Texas Anti-Gang Task Forces (TAGs) were initiated by the state of Texas in 2013 to combine law enforcement efforts to counter criminal activities posed by violent gangs. The relationship between violent gangs and Mexican drug cartels is a significant problem in Texas, so and the mere existence of the six TAG centers has been a positive first step toward the problem. Since the six TAG centers are relatively new to Texas, there has not been an established process for measuring the success for the work being conducted. It is unclear what the strategy, goals, or objectives are for the TAG operational teams working against these gangs.

The purpose of this thesis is to answer what is a good design for performance management and goal setting mechanism for the TAGs and how that might be improved in the state of Texas, specifically to improve collaboration and overall performance.

I first conducted an examination of the TAG mission, structure, organization, processes, and outcomes. There is no system or requirement to measure performance, aside from criminal statistics, nor even a clear definition of success; these gaps have left the TAGs themselves with no reliable sense of whether or to what extent they have effected change in the gang or cartel landscapes. Research shows these weaknesses are not unusual in multi-agency task forces, however, it can be improved if leadership is willing.

I then conducted an analysis of performance measurement models and frameworks inside both law enforcement and business sectors. I explored the objectives and key results (OKRs) framework as well as the logic model.

This thesis recommends pivoting away from the current system of measuring performance by reporting crime statistics on a quarterly basis, and instead use a logic model to establish unified goals and objectives based on a strategy within each TAG center. The logic model forces the TAG teams to consider their outcomes and impact before actions are planned. Once a goal is established, the teams will decide on how to action those goals. This process should be transparent for individual agencies so that all TAG personnel understand their roles, plan strategies and tactics, and demonstrate alignment with the overall TAG mission. This will enable stakeholders, sponsors, policy-makers, and citizens to assess the value and effectiveness of the TAGs.

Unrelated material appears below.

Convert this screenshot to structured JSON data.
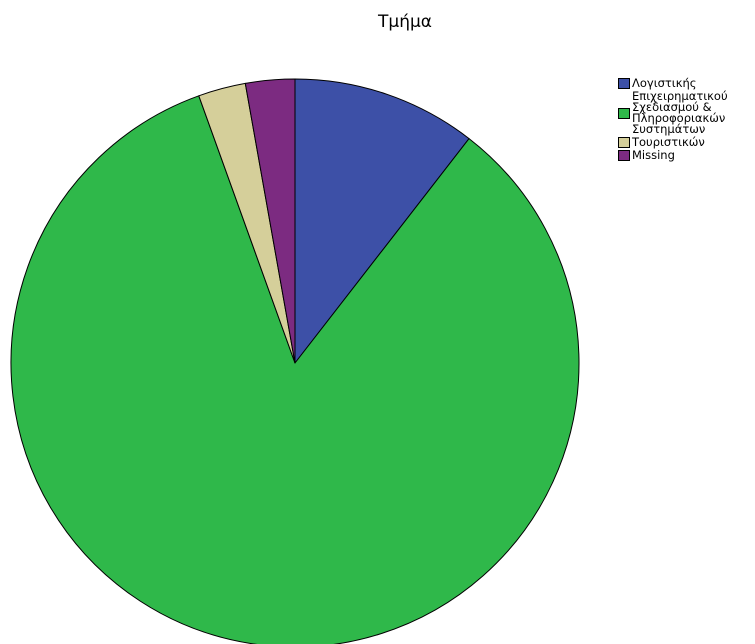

Aside from these recommendations, implementation will need to be carefully structured using CJD as the lead entity, as the funding and approval starts with them. There needs to be a leadership component that ensures the TAGs are adhering to policies and are accountable for actions. The implementation phase could take two years and within the first year, CJD and TAG administrators must be convinced that these models are essential and desirable. There is always resistance to change, therefore, it is important that the executive boards for each TAG be included early in the process. Since the executive boards are made up of representatives from each law enforcement agency, they will be the best group to identify problems in implementation. Their endorsement of the new approaches is critical for success.